2,1 millions de logements vacants en France, et les chiffres continuent de grimper. Derrière cette statistique, une question obsédante : comment l’État encadre-t-il la fiscalité de ces biens vides, mais aussi celle des locations meublées, saisonnières ou classiques ? Les règles, loin d’être anodines, peuvent bouleverser la rentabilité d’un investissement immobilier, et parfois piéger les propriétaires inattentifs.
Location meublée, saisonnière ou classique : qui doit s’acquitter de la taxe d’habitation ?
Depuis 2023, la taxe d’habitation s’est effacée pour les résidences principales. Mais elle continue de peser sur les épaules des détenteurs de résidences secondaires et de certains propriétaires en location meublée. Tout dépend du mode de location choisi, et surtout de l’occupation effective du logement.
Dans le cas d’une location meublée non professionnelle (LMNP), le locataire devient généralement celui qui doit payer la taxe d’habitation, à condition d’être dans le logement au 1er janvier. Mais les choses se corsent si le bien reste vide ou s’il est exploité en saisonnière sur des plateformes comme Airbnb, Abritel ou Booking.com. L’administration fiscale, en l’absence d’un locataire clairement désigné, peut alors se tourner vers le propriétaire.
Pour bien distinguer les différents cas, voici ce qu’il faut retenir :
- En location classique, la règle est simple : le locataire règle la taxe s’il occupe le logement au 1er janvier.
- En location meublée saisonnière, sans occupant permanent, le propriétaire reste fréquemment redevable.
- En gestion via une conciergerie ou un mandat, tout dépend du contrat signé et de la réalité de l’occupation au 1er janvier.
Un autre volet fiscal entre parfois en jeu : la cotisation foncière des entreprises (CFE). Même sans inscription au registre du commerce, les propriétaires engageant une activité régulière de location meublée peuvent y être soumis. Multiplier les séjours sur Airbnb ou d’autres plateformes expose à un empilement de taxes locales : taxe d’habitation sur résidence secondaire, CFE, taxe de séjour… La note grimpe vite, et mieux vaut connaître le cadre précis pour éviter les déconvenues.
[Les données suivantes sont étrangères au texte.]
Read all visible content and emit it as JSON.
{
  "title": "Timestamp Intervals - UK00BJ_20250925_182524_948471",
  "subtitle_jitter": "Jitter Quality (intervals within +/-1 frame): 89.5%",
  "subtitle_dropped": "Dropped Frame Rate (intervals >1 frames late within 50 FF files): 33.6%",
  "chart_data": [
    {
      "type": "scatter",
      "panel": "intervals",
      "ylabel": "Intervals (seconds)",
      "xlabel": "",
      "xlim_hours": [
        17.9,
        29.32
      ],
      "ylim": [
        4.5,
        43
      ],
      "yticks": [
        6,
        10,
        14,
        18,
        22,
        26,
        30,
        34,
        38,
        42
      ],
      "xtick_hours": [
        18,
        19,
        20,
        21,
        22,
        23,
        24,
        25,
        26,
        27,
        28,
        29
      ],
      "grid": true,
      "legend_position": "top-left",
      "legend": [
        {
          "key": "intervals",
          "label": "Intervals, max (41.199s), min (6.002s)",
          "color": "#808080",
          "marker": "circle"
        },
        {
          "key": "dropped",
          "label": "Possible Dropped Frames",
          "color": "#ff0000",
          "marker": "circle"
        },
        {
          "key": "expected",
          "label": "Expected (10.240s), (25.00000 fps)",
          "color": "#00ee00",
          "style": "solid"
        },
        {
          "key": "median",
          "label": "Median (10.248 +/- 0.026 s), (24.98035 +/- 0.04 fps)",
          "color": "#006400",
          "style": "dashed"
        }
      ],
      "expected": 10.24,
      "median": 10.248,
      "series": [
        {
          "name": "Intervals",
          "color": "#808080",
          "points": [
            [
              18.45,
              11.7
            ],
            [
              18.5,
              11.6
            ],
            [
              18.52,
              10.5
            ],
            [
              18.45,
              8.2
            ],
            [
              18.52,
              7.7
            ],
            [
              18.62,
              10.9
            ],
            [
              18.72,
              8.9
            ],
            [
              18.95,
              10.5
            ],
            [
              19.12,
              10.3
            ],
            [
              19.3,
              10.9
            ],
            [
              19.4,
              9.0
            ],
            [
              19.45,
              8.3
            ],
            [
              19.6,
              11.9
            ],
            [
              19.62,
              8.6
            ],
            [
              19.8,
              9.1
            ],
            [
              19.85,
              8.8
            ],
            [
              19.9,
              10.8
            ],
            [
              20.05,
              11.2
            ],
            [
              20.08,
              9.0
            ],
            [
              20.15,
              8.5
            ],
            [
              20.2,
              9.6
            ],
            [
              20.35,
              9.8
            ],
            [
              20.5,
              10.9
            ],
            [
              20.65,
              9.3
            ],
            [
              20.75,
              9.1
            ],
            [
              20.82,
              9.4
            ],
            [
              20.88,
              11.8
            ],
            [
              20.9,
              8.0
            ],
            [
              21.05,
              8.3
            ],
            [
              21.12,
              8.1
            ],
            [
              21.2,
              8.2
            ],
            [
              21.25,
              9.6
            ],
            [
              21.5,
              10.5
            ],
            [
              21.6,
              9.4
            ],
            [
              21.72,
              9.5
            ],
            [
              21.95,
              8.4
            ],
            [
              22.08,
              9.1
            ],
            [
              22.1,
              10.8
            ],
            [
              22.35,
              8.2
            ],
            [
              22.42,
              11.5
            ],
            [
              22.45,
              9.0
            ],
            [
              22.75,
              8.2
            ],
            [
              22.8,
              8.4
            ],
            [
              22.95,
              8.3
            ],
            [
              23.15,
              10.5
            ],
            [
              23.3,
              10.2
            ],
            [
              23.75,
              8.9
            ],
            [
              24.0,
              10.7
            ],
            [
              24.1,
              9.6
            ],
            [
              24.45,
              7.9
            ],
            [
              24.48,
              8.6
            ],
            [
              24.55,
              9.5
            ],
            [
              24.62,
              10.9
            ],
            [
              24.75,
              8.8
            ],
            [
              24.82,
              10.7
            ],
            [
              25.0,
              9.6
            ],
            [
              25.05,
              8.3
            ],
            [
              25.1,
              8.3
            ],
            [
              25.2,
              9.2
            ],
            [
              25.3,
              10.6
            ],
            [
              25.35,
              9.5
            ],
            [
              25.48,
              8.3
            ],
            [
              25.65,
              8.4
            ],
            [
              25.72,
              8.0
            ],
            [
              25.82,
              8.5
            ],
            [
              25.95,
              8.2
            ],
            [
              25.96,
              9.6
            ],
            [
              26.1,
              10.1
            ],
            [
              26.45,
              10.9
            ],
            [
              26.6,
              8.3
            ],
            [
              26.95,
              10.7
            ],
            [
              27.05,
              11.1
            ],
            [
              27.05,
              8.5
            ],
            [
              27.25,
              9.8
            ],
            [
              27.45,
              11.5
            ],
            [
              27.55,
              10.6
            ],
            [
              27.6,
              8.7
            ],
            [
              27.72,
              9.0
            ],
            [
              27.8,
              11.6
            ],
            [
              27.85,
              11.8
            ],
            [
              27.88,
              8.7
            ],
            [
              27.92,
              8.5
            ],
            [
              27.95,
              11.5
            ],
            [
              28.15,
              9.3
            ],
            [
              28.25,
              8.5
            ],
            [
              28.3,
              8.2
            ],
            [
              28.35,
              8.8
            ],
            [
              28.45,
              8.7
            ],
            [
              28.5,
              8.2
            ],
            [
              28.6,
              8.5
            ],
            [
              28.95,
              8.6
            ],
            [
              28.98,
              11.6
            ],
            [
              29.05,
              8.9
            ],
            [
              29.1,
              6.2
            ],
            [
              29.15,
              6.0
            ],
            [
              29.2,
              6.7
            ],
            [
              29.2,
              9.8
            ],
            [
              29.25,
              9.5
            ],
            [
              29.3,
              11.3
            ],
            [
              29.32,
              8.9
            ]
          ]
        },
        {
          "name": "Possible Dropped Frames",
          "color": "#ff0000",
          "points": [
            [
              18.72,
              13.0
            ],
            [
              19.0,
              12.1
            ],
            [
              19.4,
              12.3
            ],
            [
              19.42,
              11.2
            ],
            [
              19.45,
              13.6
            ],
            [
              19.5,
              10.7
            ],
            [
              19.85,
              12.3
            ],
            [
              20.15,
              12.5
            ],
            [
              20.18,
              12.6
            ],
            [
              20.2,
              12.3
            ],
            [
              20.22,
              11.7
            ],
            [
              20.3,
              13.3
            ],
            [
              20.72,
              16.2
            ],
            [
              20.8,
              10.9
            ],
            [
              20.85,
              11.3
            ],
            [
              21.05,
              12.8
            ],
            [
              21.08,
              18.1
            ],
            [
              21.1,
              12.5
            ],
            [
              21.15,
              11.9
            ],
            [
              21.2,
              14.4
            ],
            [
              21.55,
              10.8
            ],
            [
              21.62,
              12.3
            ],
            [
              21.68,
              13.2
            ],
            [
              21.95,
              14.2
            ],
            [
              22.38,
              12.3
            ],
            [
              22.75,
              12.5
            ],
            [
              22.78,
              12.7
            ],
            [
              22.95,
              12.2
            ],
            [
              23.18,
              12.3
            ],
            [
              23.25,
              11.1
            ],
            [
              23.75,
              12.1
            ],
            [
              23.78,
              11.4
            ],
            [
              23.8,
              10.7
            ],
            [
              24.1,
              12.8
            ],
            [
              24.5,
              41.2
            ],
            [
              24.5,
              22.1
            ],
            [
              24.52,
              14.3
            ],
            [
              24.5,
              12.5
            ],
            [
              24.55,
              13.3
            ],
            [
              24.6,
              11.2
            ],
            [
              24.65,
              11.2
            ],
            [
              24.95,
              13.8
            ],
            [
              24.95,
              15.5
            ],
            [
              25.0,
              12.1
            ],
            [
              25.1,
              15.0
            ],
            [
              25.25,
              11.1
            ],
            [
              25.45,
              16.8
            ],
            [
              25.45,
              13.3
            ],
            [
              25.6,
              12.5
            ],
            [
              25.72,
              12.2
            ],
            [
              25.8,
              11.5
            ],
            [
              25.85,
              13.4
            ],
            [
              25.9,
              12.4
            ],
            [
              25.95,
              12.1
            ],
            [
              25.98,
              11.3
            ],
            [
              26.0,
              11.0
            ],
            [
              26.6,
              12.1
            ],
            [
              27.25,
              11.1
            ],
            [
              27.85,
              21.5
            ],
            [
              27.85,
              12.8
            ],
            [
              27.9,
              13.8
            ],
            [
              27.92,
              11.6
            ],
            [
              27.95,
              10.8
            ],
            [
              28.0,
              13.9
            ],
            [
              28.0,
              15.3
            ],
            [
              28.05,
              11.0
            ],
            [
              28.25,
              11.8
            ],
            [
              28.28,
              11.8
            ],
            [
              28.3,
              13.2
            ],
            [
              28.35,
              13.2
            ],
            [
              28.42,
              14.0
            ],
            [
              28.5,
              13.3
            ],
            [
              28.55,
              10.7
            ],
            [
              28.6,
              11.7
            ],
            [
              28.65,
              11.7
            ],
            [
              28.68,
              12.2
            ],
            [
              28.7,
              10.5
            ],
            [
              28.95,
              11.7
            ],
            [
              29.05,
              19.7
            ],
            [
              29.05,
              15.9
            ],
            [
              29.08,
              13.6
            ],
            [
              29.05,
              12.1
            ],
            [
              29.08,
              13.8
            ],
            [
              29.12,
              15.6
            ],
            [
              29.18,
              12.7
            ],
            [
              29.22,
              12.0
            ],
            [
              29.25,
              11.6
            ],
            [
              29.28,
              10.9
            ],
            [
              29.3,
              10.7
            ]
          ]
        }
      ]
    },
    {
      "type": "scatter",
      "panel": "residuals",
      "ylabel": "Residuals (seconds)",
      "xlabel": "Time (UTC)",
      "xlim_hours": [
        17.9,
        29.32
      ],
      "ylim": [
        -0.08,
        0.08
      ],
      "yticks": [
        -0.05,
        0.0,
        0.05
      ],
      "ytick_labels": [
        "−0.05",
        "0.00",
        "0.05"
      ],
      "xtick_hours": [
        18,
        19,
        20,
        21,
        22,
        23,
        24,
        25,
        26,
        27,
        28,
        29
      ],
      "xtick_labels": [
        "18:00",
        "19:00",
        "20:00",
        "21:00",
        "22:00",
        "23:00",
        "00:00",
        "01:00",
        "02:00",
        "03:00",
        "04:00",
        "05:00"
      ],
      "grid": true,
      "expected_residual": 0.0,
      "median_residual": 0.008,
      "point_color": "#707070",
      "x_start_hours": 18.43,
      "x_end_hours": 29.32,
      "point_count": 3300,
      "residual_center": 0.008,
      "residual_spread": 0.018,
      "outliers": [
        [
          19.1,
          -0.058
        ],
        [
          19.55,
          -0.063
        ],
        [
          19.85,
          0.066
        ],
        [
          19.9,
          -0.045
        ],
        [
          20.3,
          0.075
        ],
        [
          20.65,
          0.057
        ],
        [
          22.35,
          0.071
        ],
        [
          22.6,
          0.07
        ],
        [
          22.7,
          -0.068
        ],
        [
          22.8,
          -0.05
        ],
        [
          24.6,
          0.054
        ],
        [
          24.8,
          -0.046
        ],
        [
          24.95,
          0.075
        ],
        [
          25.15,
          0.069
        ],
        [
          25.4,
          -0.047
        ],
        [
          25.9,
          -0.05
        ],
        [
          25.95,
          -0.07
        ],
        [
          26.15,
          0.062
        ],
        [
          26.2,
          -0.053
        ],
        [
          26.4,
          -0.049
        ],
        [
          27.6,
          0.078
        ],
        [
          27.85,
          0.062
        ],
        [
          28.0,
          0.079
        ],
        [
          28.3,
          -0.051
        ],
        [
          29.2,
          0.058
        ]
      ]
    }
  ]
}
Déterminer la nature du bien, résidence principale ou secondaire, location saisonnière, s’avère décisif. Chaque 1er janvier, il faut faire le point sur l’occupation réelle et le statut fiscal : la différence sur la feuille d’impôt n’est jamais anodine.
Logement vacant : quelles conséquences fiscales pour les propriétaires et le marché locatif ?
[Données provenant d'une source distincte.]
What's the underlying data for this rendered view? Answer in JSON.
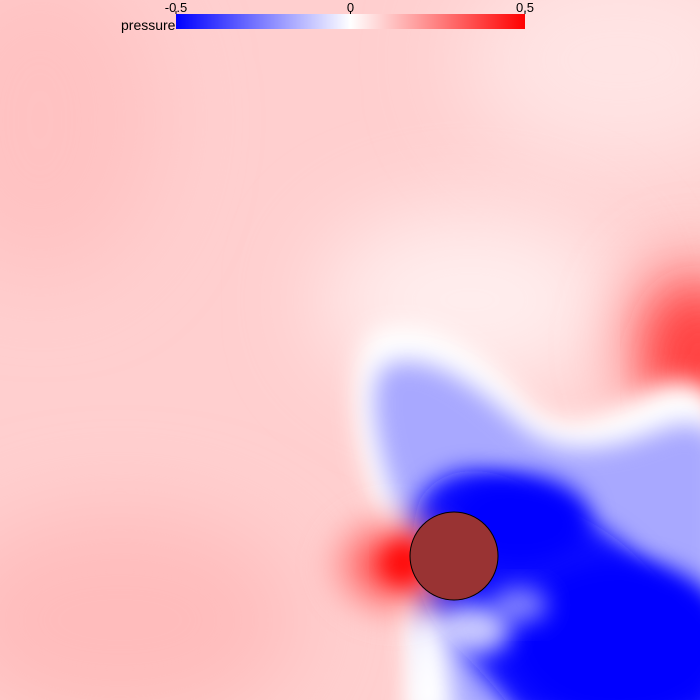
{
  "chart_data": {
    "type": "heatmap",
    "title": "",
    "colorbar": {
      "label": "pressure",
      "min": -0.5,
      "max": 0.5,
      "ticks": [
        {
          "value": -0.5,
          "label": "-0.5"
        },
        {
          "value": 0,
          "label": "0"
        },
        {
          "value": 0.5,
          "label": "0.5"
        }
      ],
      "colors": {
        "low": "#0000ff",
        "mid": "#ffffff",
        "high": "#ff0000"
      }
    },
    "field_description": "2D pressure field around a circular obstacle; high pressure on the left face, low-pressure region trailing to the right and lower-right, positive region at upper-right",
    "obstacle": {
      "shape": "circle",
      "fill": "#993333",
      "stroke": "#000000"
    }
  }
}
La taxe sur les logements vacants (TLV) cible directement les biens inoccupés depuis plus d’un an dans les zones tendues. Un décret récent a élargi le dispositif, qui touche désormais plus de 3 000 communes où la demande locative s’affole. Résultat : un propriétaire qui laisse filer le temps sans louer se retrouve rapidement confronté à une pression fiscale redoutable.
Voici comment se décline la sanction financière :
- La première année, la taxe atteint 17 % de la valeur locative.
- Dès la deuxième année, elle grimpe à 34 %.
Les services fiscaux, de leur côté, croisent les informations des collectivités et multiplient les contrôles pour éviter les failles et les tentatives de contournement. Laisser un logement vide ne se limite donc plus à renoncer à un loyer : c’est aussi subir une ponction fiscale supplémentaire, qui vient réduire d’autant le rendement de l’investissement. Dans les zones hors TLV, la taxe d’habitation sur les logements vacants (THLV) prend le relais, avec un taux moins élevé mais une logique identique.
Le marché locatif, sous cette pression, évolue vite. Certains bailleurs préfèrent céder leur bien ou le basculer en location saisonnière, échappant alors à la TLV. D’autres accélèrent les démarches pour remettre le logement en location. Ces choix modifient l’offre disponible, créant parfois des déséquilibres locaux. La vacance, autrefois tolérée, devient aujourd’hui un marqueur fiscal et social, scruté par l’Anah et les collectivités. Un signal que nul propriétaire ne peut plus se permettre d’ignorer.